Dès son accession au pouvoir, en août dernier, le président mauritanien Mohamed Ould Ghazouani a engagé des consultations avec les partis d’opposition afin de tourner la page de la contestation électorale. Il serait également prêt à accorder la grâce présidentielle à des politiciens et hommes d’affaires en exil depuis plusieurs années.
Mohamed tend la main à l’opposition
Selon Biram Dah Abeid, qui était arrivé deuxième à l’élection de juin 2019 avec 18,58% des voix, Mohamed Ould Ghazouani est beaucoup plus disposé au dialogue que son « parrain », l’ancien chef d’Etat Mohamed ould Abdel Aziz. « J’ai discuté pendant plusieurs heures avec monsieur Ghazouani et j’ai constaté beaucoup d’ouverture, de pondération et de modération », a-t-il confié à RFI, lors de son récent passage à Paris. Ce tête à tête avec le nouvel homme fort de Nouakchott a eu lieu le lundi 30 septembre 2019. Il s’agissait de la première rencontre entre le député de l’IRA et le général de 62 ans. Cette audience s’inscrit dans le cadre des rencontres amorcées par le chef de l’état mauritanien avec les responsables de l’opposition. Il avait d’ores et déjà rencontré le président du RFD, Ahmed O. Daddah, le président de l’APP Messaoud O. Boulkhair, le président de l’UFP Mohamed O. Maouloud et le président du parti Sawab Abdessalam O. Horma.
Mohamed Ould Bouamatou et Moustapha Chafi : des gestes forts
Mohamed Ould Ghazouani semble avoir marqué une rupture franche avec Mohamed ould Abdel Aziz. Il avait annoncé les couleurs lors de son discours du 1er août en mettant dans la même corbeille tous les régimes passés. Son « mentor » n’aurait pas goûté à cette comparaison. Autre signe que l’ancien ministre de la défense (2018-2019) joue son propre rôle, il a ordonné le lundi 29 juillet, la libération de Mohamed Cheikh Ould Mkheïtir, un blogueur emprisonné depuis 5 ans alors qu’il avait fini de purger sa peine. Ghazouani aurait même l’intention de lever toutes poursuites judiciaires à l’encontre des hommes d’affaires Mohamed Ould Bouamatou et Moustapha Chafi. L’un est accusé de corruption, l’autre de complicité avec le terrorisme. Cette grâce présidentielle serait pratiquement acquise, selon des sources très crédibles de la capitale mauritanienne. Elle devrait être officiellement annoncée avant les célébrations de la fête de l’indépendance, le 28 novembre prochain.
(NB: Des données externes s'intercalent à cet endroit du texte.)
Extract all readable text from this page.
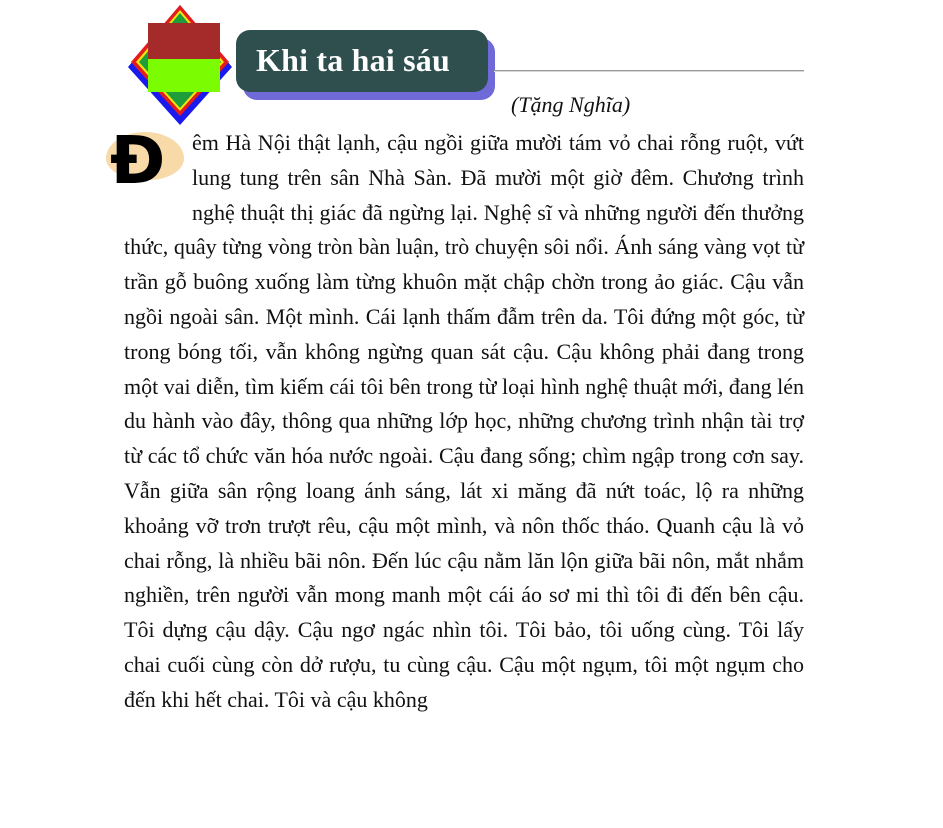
Khi ta hai sáu
(Tặng Nghĩa)
Đ	êm Hà Nội thật lạnh, cậu ngồi giữa mười tám vỏ chai rỗng ruột, vứt lung tung trên sân Nhà Sàn. Đã mười một giờ đêm. Chương trình nghệ thuật thị giác đã ngừng lại. Nghệ sĩ và những người đến thưởng thức, quây từng vòng tròn bàn luận, trò chuyện sôi nổi. Ánh sáng vàng vọt từ trần gỗ buông xuống làm từng khuôn mặt chập chờn trong ảo giác. Cậu vẫn ngồi ngoài sân. Một mình. Cái lạnh thấm đẫm trên da. Tôi đứng một góc, từ trong bóng tối, vẫn không ngừng quan sát cậu. Cậu không phải đang trong một vai diễn, tìm kiếm cái tôi bên trong từ loại hình nghệ thuật mới, đang lén du hành vào đây, thông qua những lớp học, những chương trình nhận tài trợ từ các tổ chức văn hóa nước ngoài. Cậu đang sống; chìm ngập trong cơn say. Vẫn giữa sân rộng loang ánh sáng, lát xi măng đã nứt toác, lộ ra những khoảng vỡ trơn trượt rêu, cậu một mình, và nôn thốc tháo. Quanh cậu là vỏ chai rỗng, là nhiều bãi nôn. Đến lúc cậu nằm lăn lộn giữa bãi nôn, mắt nhắm nghiền, trên người vẫn mong manh một cái áo sơ mi thì tôi đi đến bên cậu. Tôi dựng cậu dậy. Cậu ngơ ngác nhìn tôi. Tôi bảo, tôi uống cùng. Tôi lấy chai cuối cùng còn dở rượu, tu cùng cậu. Cậu một ngụm, tôi một ngụm cho đến khi hết chai. Tôi và cậu không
Le président doit encore mieux faire
Même si Mohamed Ould Ghazouani montre de bonnes dispositions, il est encore perçu comme un pion du système. Il pratiquerait une sorte de changement dans la continuité. Pour trouver grâce aux yeux de l’opposition et de la communauté internationale, il devra faire encore plus que ce qu’il a fait maintenant. Le nouveau président mauritanien doit notamment mettre fin à l’esclavage, institutionnalisé dans son pays. Dans une lettre à Ghazouani, publié mardi 15 octobre, l’organisation Human Rights Watch a écrit qu’elle souhaitait le rencontrer pour parler avec lui des droits de l’Homme. « Nous vous écrivons au début de votre mandat pour vous exhorter à prendre des mesures décisives afin d’améliorer le respect des droits des femmes à l’échelle nationale, et de réduire la prévalence des violences fondées sur le genre », a exhorté l’ONG internationale.
Ghazouani devrait en outre lever « l’interdiction sur les mouvements politiques, les partis politiques et les ONG qui sont interdites, comme le mouvement IRA, que je représente, le parti RAG, aussi, d’autres partis comme le FPC… » et reformer la Ceni – la Commission électorale nationale indépendante, estime Biram Dah Abeid.